Niagara Falls, 1994
Composed ten years later, March 16, 2004I visited Niagara Falls one summer, in the mid nineties, after several days of bicycling from Washington DC. I had crossed over to Canada by the Peace Bridge in Buffalo. Seeing the international crowds by the falls was refreshing after the back roads of Pennsylvania and western New York. Plus, Ontario was flat.
I was en route to the thumb of Michigan. I was carrying a tent and cooking equipment. I ate in no restaurants and slept in no hotels. I didn't have a credit card. But I had a T 1000, Cannondale's top-of-the-line touring bike, which I had bought the previous winter; I had been pedalling 200 miles a week for some weeks; and I had taken a few shake-down trips to places like the western terminus of the C & O Canal, 183 miles upstream from Washington.

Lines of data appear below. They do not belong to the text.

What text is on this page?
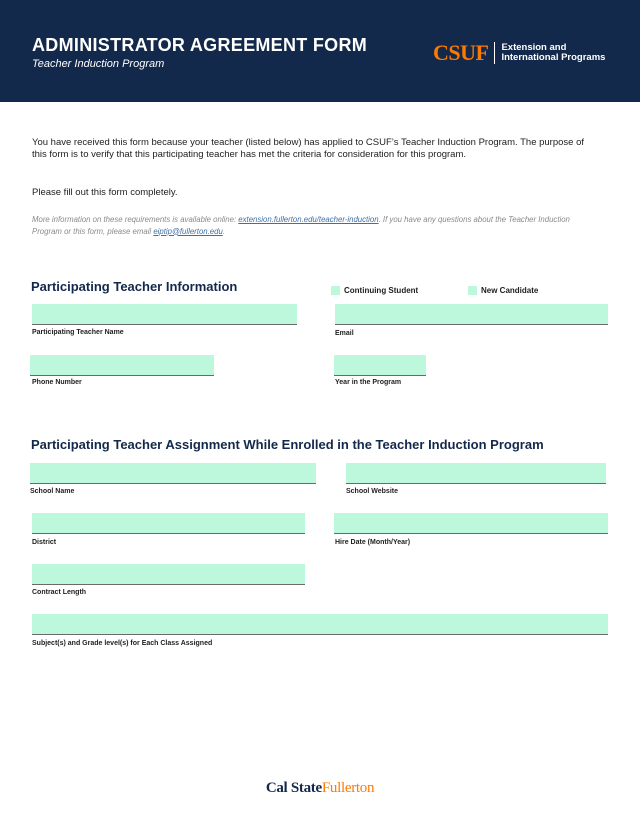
ADMINISTRATOR AGREEMENT FORM
Teacher Induction Program	CSUF Extension and
International Programs
You have received this form because your teacher (listed below) has applied to CSUF’s Teacher Induction Program. The purpose of this form is to verify that this participating teacher has met the criteria for consideration for this program.
Please fill out this form completely.
More information on these requirements is available online: extension.fullerton.edu/teacher-induction. If you have any questions about the Teacher Induction Program or this form, please email eiptip@fullerton.edu.
Participating Teacher Information	Continuing Student	New Candidate
Participating Teacher Name	Email
Phone Number	Year in the Program
Participating Teacher Assignment While Enrolled in the Teacher Induction Program
School Name	School Website
District	Hire Date (Month/Year)
Contract Length
Subject(s) and Grade level(s) for Each Class Assigned
Cal StateFullerton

I camped mainly in established sites in state and provincial parks. It was perhaps a mistake, since I was surrounded by people in cars whose camping interests were different from mine. But it was good to have a shower and a picnic table.
Once I free-camped in a forest in Pennsylvania. At dark, some folks with flashlights started poking around. I never figured out what they were doing. I called out to them, and their beams must have made all of the reflectors on my bike and bags light up; but they didn't say anything.
I picked my route each morning by considering how far I was likely to be able to travel that day. (I averaged 75 miles.) It was quite by chance that I found myself in a region where I was passing Amish buggies on the road. Earlier in the spring, I had taken a bicycling tour of solar homes around DC. We had to ride almost a hundred miles to see not-that-many houses—houses whose owners had to drive everywhere. And here the Amish people were without electricity and without cars and were not making a big deal about it.
By some accounts, I visited three countries on this trip. The third was Cattaraugus, apparently part of the Seneca Nation of Indians. A referendum was coming up there; many signs said “Vote No to Casino Gambling.”
My top speed was over 40 m.p.h. My slowest was about three. These were achieved on two sides of the same mountain. Somewhere in Ontario, somebody giving me directions warned me that there was a hill coming up. “That's okay” I said, “I've crossed the Appalachians.”